November Read of the Month: “Don’t Try,” by Nathan Brown and Jon Dee Graham

Reviewed by William Bernhardt

Though many contemporary poets pen wonderful work, this is not an age characterized by innovation. The free verse/blank verse modern poem looks much the same from one page to the next. Consequently, when a couple of artists jointly produce something genuinely innovative, we should all sit up and notice.

John Dee Graham

John Dee Graham

This is just such a book.

Don’t Try is a collaboration and communion between two talents, Nathan Brown and Jon Dee Graham. Brown is the author of twelve books, most of them poetry, and a former Poet Laureate of Oklahoma. Graham is a musician, a major figure in the Austin singer-songwriter scene. They might, at first glance, seem an unlikely duo. But the result is something splendid.

Nathan Brown

Nathan Brown

Most of the poems in this book take the form of a responsive reading. They start with a title extracted from the work of Charles Bukowski. Both authors provide their own riffs on the topic, typically alternating thoughts in an artful manner. Brown’s comments appear in Garamond font, while Graham’s are in Courier New. The lines tend to be brief, and both authors avoid capital letters, recalling e.e. cummings. The interaction and exchange are easy to follow and rarely fail to intrigue. Occasionally, Brown and Graham deliver separate poems using the same title, most memorably in “I didn’t recite them Shelley” and “men often crawl.” The book concludes with both writers contributing, in a line recalling the film Pirates of the Caribbean, “A few rules for the starving artist that are really more just guidelines.”

Some of the poems reflect upon the work of the artists who preceded them. After the title “I see Hemingway cleaning his gun,” Brown writes, “I see Virginia Woolf / loading her pockets / with rocks,” while Graham offers, “I see Kurt Cobain / in the guesthouse / with an idea and a Mossberg, / both borrowed / from Papa.” The title of the poem “this is not a poem” is taken from Bukowski, but unavoidably suggests Magritte’s famous painting, “this is not a pipe.” The difference, of course, is that Magritte’s work is a painting, not a pipe, while Brown and Graham’s poem still appears to be a poem. But they argue otherwise. Brown writes, “this is a mouse growling / gouging out the cat’s eye,” while Graham suggests, “this is a trash-tree / that has outgrown all / the trees with names.”

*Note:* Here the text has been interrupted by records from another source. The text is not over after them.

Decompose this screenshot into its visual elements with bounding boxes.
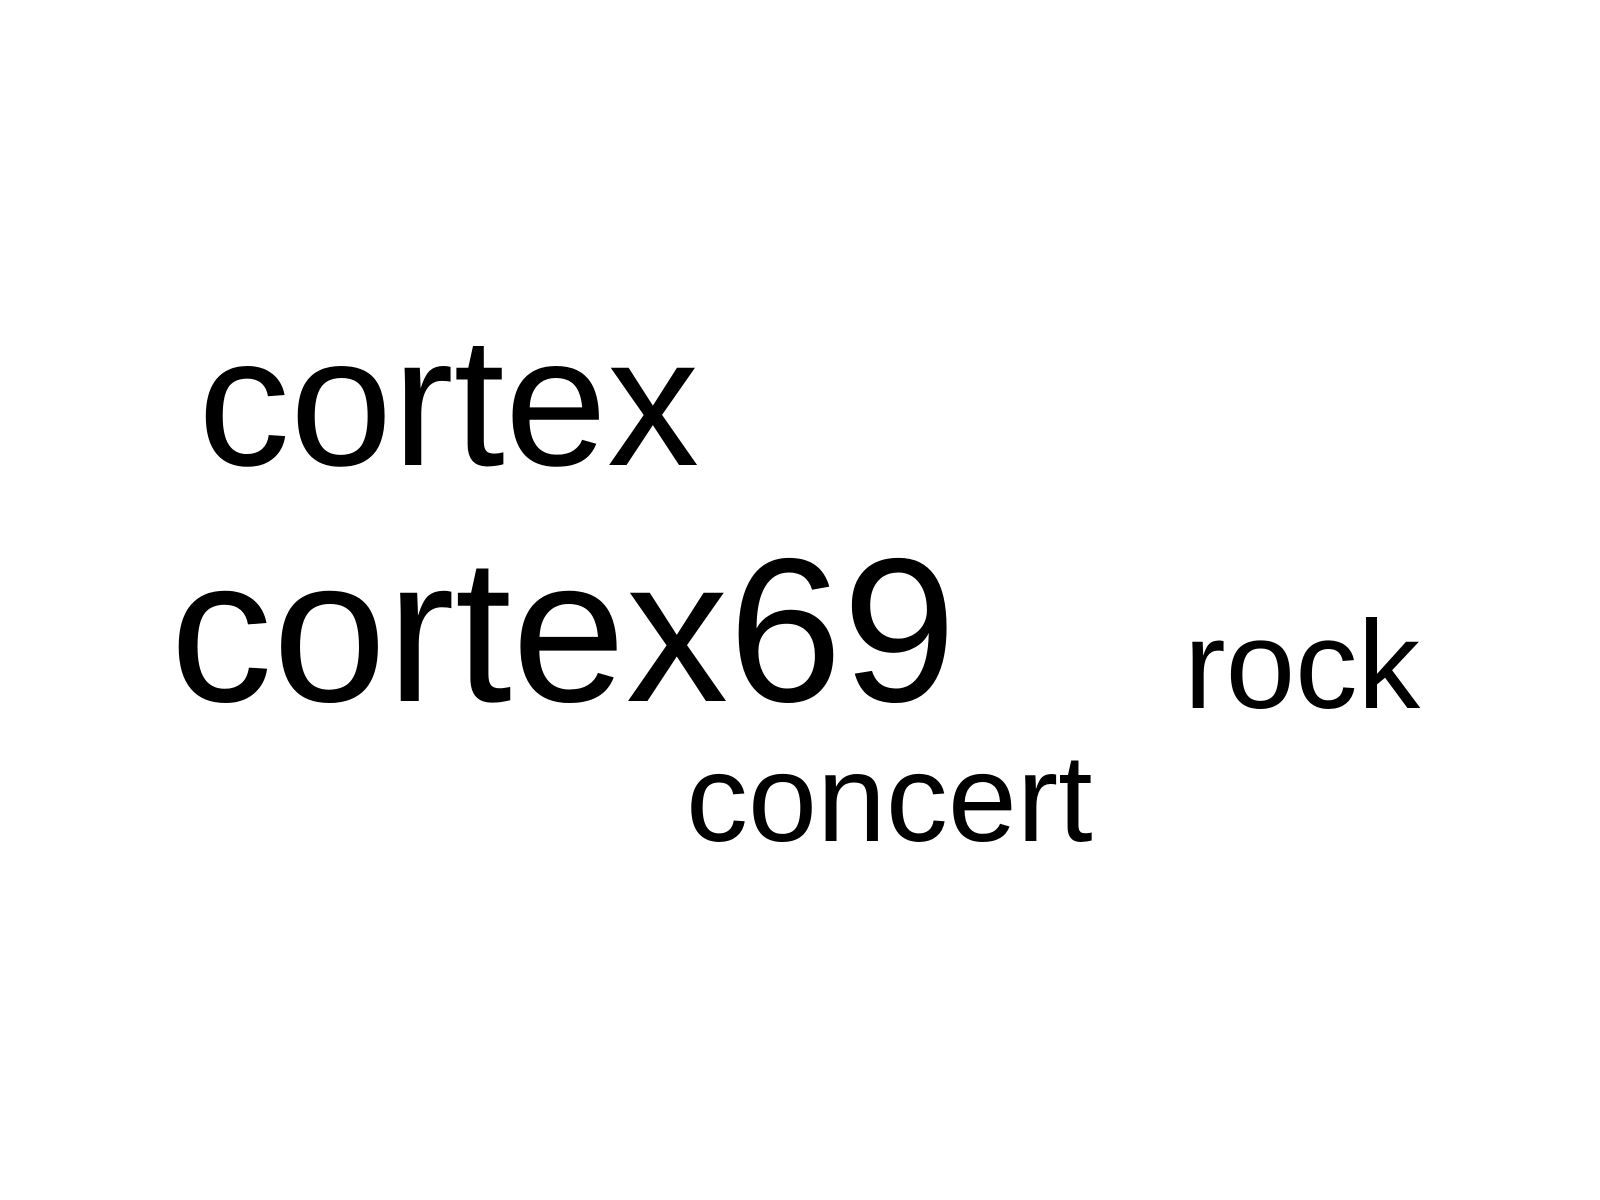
word-canvas: cortex cortex69 rock concert bbox=[0, 0, 1600, 1200]
word-rock: rock bbox=[1184, 596, 1421, 735]
word-concert: concert bbox=[686, 730, 1093, 868]
word-cortex: cortex bbox=[198, 298, 700, 504]
word-cortex69: cortex69 bbox=[170, 516, 957, 745]
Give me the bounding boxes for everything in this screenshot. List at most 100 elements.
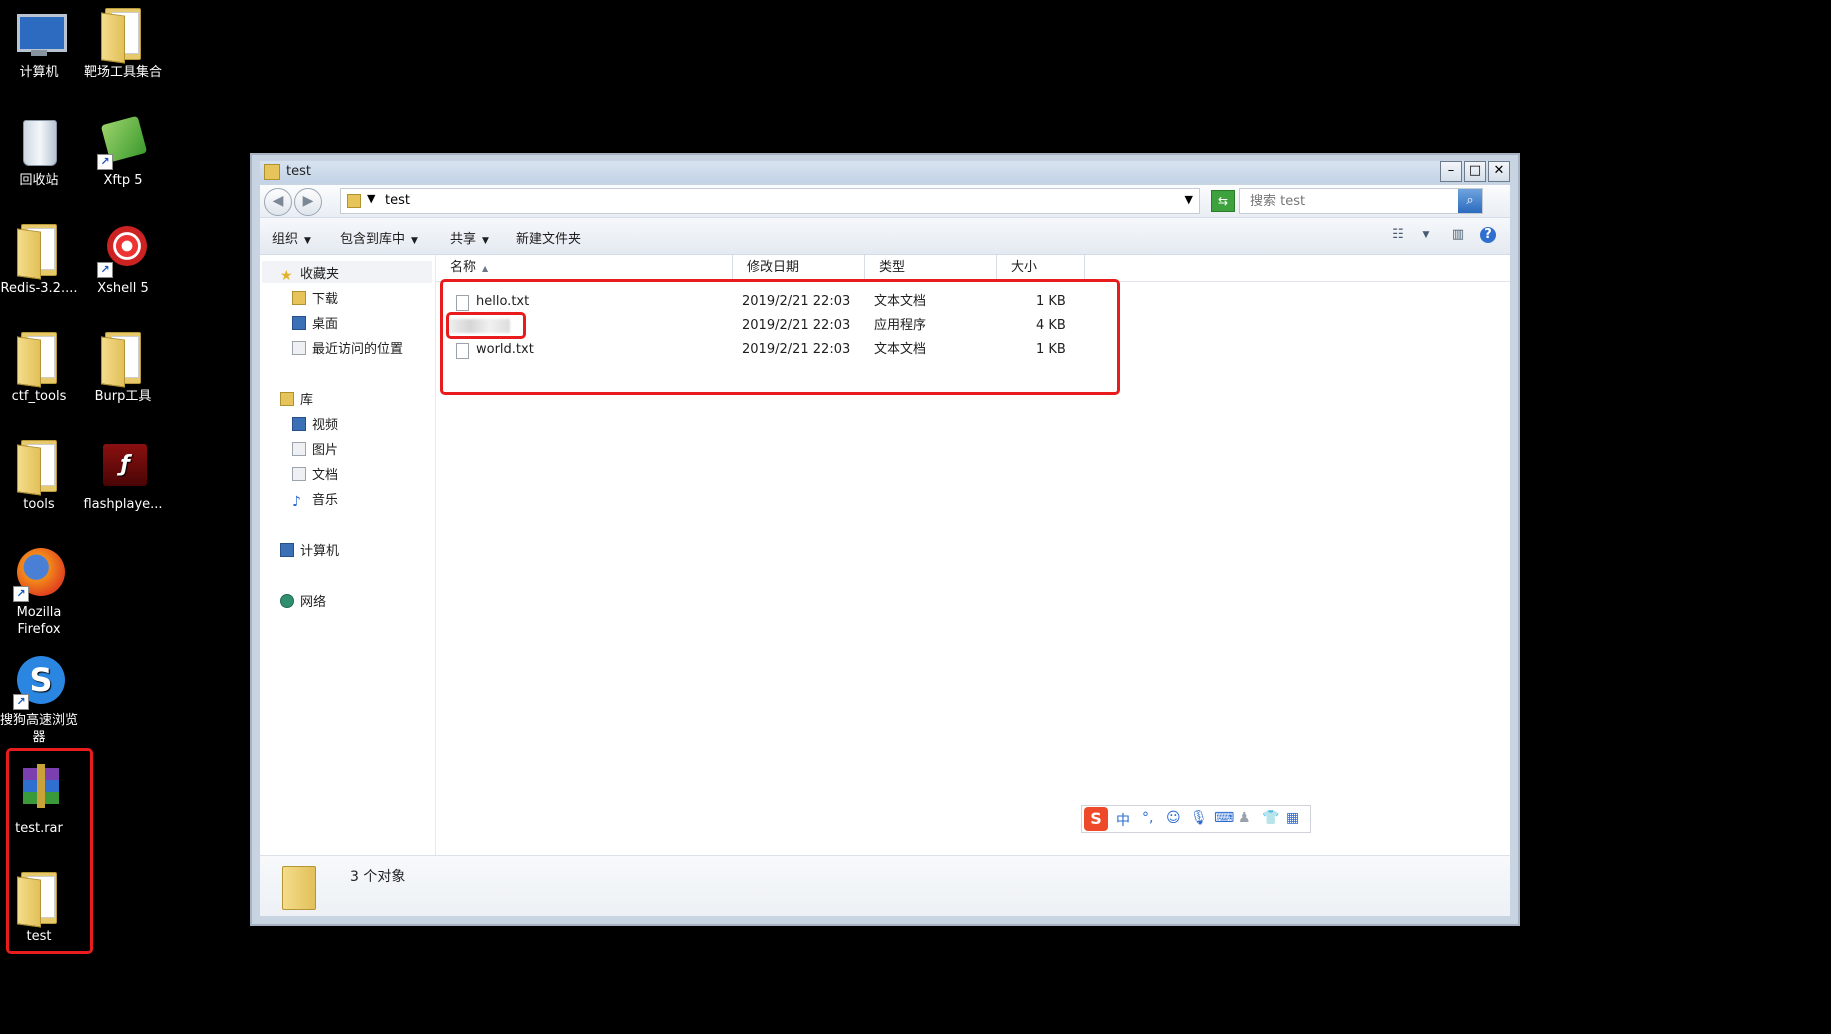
desktop-icon-recycle-bin[interactable]: 回收站 bbox=[0, 116, 84, 189]
search-icon[interactable]: ⌕ bbox=[1458, 189, 1482, 213]
column-header-type[interactable]: 类型 bbox=[865, 255, 997, 281]
navigation-pane: ★ 收藏夹 下载 桌面 最近访问的位置 库 视频 图片 文档 ♪ 音乐 计算机 网络 bbox=[260, 255, 436, 856]
video-icon bbox=[292, 417, 306, 431]
search-input[interactable] bbox=[1248, 193, 1452, 210]
nav-pictures[interactable]: 图片 bbox=[292, 439, 338, 458]
mic-icon[interactable]: 🎙 bbox=[1190, 810, 1208, 826]
new-folder-button[interactable]: 新建文件夹 bbox=[516, 228, 581, 247]
folder-icon bbox=[264, 164, 280, 180]
document-icon bbox=[292, 467, 306, 481]
nav-libraries[interactable]: 库 bbox=[280, 389, 313, 408]
highlight-box-redacted-file bbox=[446, 312, 526, 339]
column-header-name[interactable]: 名称 ▲ bbox=[436, 255, 733, 281]
nav-label: 下载 bbox=[312, 292, 339, 307]
grid-icon[interactable]: ▦ bbox=[1286, 810, 1299, 826]
chevron-down-icon: ▼ bbox=[304, 236, 311, 246]
desktop-icon-xshell[interactable]: ↗ Xshell 5 bbox=[78, 224, 168, 297]
nav-documents[interactable]: 文档 bbox=[292, 464, 338, 483]
include-in-library-menu[interactable]: 包含到库中 ▼ bbox=[340, 228, 418, 247]
minimize-button[interactable]: – bbox=[1440, 161, 1462, 182]
shortcut-arrow-icon: ↗ bbox=[97, 262, 113, 278]
desktop-icon-flashplayer[interactable]: ƒ flashplaye... bbox=[78, 440, 168, 513]
skin-icon[interactable]: 👕 bbox=[1262, 810, 1279, 826]
nav-label: 计算机 bbox=[300, 544, 340, 559]
help-icon[interactable]: ? bbox=[1480, 227, 1496, 243]
desktop-icon-range-tools[interactable]: 靶场工具集合 bbox=[78, 8, 168, 81]
maximize-button[interactable]: □ bbox=[1464, 161, 1486, 182]
organize-menu[interactable]: 组织 ▼ bbox=[272, 228, 311, 247]
file-list: 名称 ▲ 修改日期 类型 大小 hello.txt 2019/2/21 22:03… bbox=[436, 255, 1510, 856]
folder-icon bbox=[97, 332, 149, 388]
include-in-library-label: 包含到库中 bbox=[340, 232, 406, 247]
address-bar[interactable]: ▼ test ▼ bbox=[340, 188, 1200, 214]
nav-label: 音乐 bbox=[312, 493, 339, 508]
folder-icon bbox=[347, 194, 361, 208]
emoji-icon[interactable]: ☺ bbox=[1166, 810, 1181, 826]
explorer-window: test – □ ✕ ◀ ▶ ▼ test ▼ ⇆ ⌕ 组织 ▼ bbox=[250, 153, 1520, 926]
shortcut-arrow-icon: ↗ bbox=[13, 586, 29, 602]
item-count: 3 个对象 bbox=[350, 869, 406, 885]
address-history-dropdown-icon[interactable]: ▼ bbox=[1185, 193, 1193, 206]
organize-label: 组织 bbox=[272, 232, 299, 247]
desktop-icon bbox=[292, 316, 306, 330]
ime-mode-toggle[interactable]: 中 bbox=[1116, 810, 1130, 830]
column-header-modified[interactable]: 修改日期 bbox=[733, 255, 865, 281]
title-bar[interactable]: test – □ ✕ bbox=[260, 161, 1510, 183]
share-menu[interactable]: 共享 ▼ bbox=[450, 228, 489, 247]
nav-downloads[interactable]: 下载 bbox=[292, 288, 338, 307]
desktop-icon-computer[interactable]: 计算机 bbox=[0, 8, 84, 81]
back-button[interactable]: ◀ bbox=[264, 188, 292, 216]
nav-label: 收藏夹 bbox=[300, 267, 340, 282]
preview-pane-icon[interactable]: ▥ bbox=[1450, 227, 1466, 243]
nav-videos[interactable]: 视频 bbox=[292, 414, 338, 433]
downloads-folder-icon bbox=[292, 291, 306, 305]
keyboard-icon[interactable]: ⌨ bbox=[1214, 810, 1234, 826]
nav-label: 文档 bbox=[312, 468, 339, 483]
forward-button[interactable]: ▶ bbox=[294, 188, 322, 216]
search-box[interactable]: ⌕ bbox=[1239, 188, 1483, 214]
desktop-icon-burp-tools[interactable]: Burp工具 bbox=[78, 332, 168, 405]
breadcrumb-dropdown-icon[interactable]: ▼ bbox=[367, 192, 375, 205]
column-label: 修改日期 bbox=[747, 260, 800, 275]
new-folder-label: 新建文件夹 bbox=[516, 232, 582, 247]
details-pane: 3 个对象 bbox=[260, 855, 1510, 916]
nav-recent-places[interactable]: 最近访问的位置 bbox=[292, 338, 403, 357]
ime-punct-toggle[interactable]: °, bbox=[1142, 810, 1153, 826]
network-icon bbox=[280, 594, 294, 608]
address-bar-row: ◀ ▶ ▼ test ▼ ⇆ ⌕ bbox=[260, 185, 1510, 218]
ime-toolbar[interactable]: S 中 °, ☺ 🎙 ⌨ ♟ 👕 ▦ bbox=[1081, 805, 1311, 833]
close-button[interactable]: ✕ bbox=[1488, 161, 1510, 182]
nav-computer[interactable]: 计算机 bbox=[280, 540, 339, 559]
refresh-icon[interactable]: ⇆ bbox=[1211, 190, 1235, 212]
computer-icon bbox=[280, 543, 294, 557]
view-options-icon[interactable]: ☷ bbox=[1390, 227, 1406, 243]
folder-icon bbox=[13, 440, 65, 496]
nav-network[interactable]: 网络 bbox=[280, 591, 326, 610]
desktop-icon-xftp[interactable]: ↗ Xftp 5 bbox=[78, 115, 168, 189]
nav-label: 桌面 bbox=[312, 317, 339, 332]
nav-label: 最近访问的位置 bbox=[312, 342, 404, 357]
chevron-down-icon[interactable]: ▼ bbox=[1418, 227, 1434, 243]
column-label: 类型 bbox=[879, 260, 906, 275]
sort-ascending-icon: ▲ bbox=[482, 264, 489, 273]
computer-icon bbox=[13, 8, 67, 60]
nav-music[interactable]: ♪ 音乐 bbox=[292, 489, 338, 509]
folder-icon bbox=[13, 332, 65, 388]
shortcut-arrow-icon: ↗ bbox=[97, 154, 113, 170]
firefox-icon: ↗ bbox=[13, 548, 65, 602]
desktop-icon-redis[interactable]: Redis-3.2.... bbox=[0, 224, 84, 297]
desktop-icon-ctf-tools[interactable]: ctf_tools bbox=[0, 332, 84, 405]
star-icon: ★ bbox=[280, 268, 293, 284]
breadcrumb-path[interactable]: test bbox=[385, 193, 410, 208]
nav-desktop[interactable]: 桌面 bbox=[292, 313, 338, 332]
desktop-icon-firefox[interactable]: ↗ Mozilla Firefox bbox=[0, 548, 84, 638]
sogou-ime-logo-icon[interactable]: S bbox=[1084, 807, 1108, 831]
highlight-box-files bbox=[440, 279, 1120, 395]
user-icon[interactable]: ♟ bbox=[1238, 810, 1251, 826]
desktop-icon-tools[interactable]: tools bbox=[0, 440, 84, 513]
nav-label: 图片 bbox=[312, 443, 339, 458]
desktop-icon-sogou-browser[interactable]: S ↗ 搜狗高速浏览器 bbox=[0, 656, 84, 746]
column-header-size[interactable]: 大小 bbox=[997, 255, 1085, 281]
nav-favorites[interactable]: ★ 收藏夹 bbox=[280, 263, 339, 283]
picture-icon bbox=[292, 442, 306, 456]
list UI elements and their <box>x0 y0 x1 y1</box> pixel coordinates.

As you might expect from an acclaimed songwriter, Graham’s lines tend to be direct, in-your-face, and occasionally profane. Brown’s voice is subtler, perhaps more refined, as you might expect from an accomplished poet. But even given these broad generalizations, the authors can surprise. Graham occasionally manifests a sudden flash of insight, as in the poem, “eunuchs are more exact,” where he writes, “if you really / want to know / how much a thing / actually costs, then / ask someone who has / already paid.” Similarly, Brown can make the reader gasp with a sudden flash of recognition, as in “old age arrives on schedule,” where he conjures, “it hangs things, uninvited, / in the back bedroom closet / wanting to make quite clear / it is not going to leave.”

That both authors take so much from Bukowski, the so-called “laureate of American lowlife,” is perhaps not entirely startling. All three are concerned with similar themes: writing itself, relationships with women, the life of the common American, the charisma of the renegade. But in this book, Brown and Graham chart new territory and perhaps suggest new directions poetry could take in the future to attract new readers and explore new territory. The book may have the past in its peripheral vision, but the line of sight is focused squarely on the future. If you think you’ve read it all before, this book suggests that you haven’t.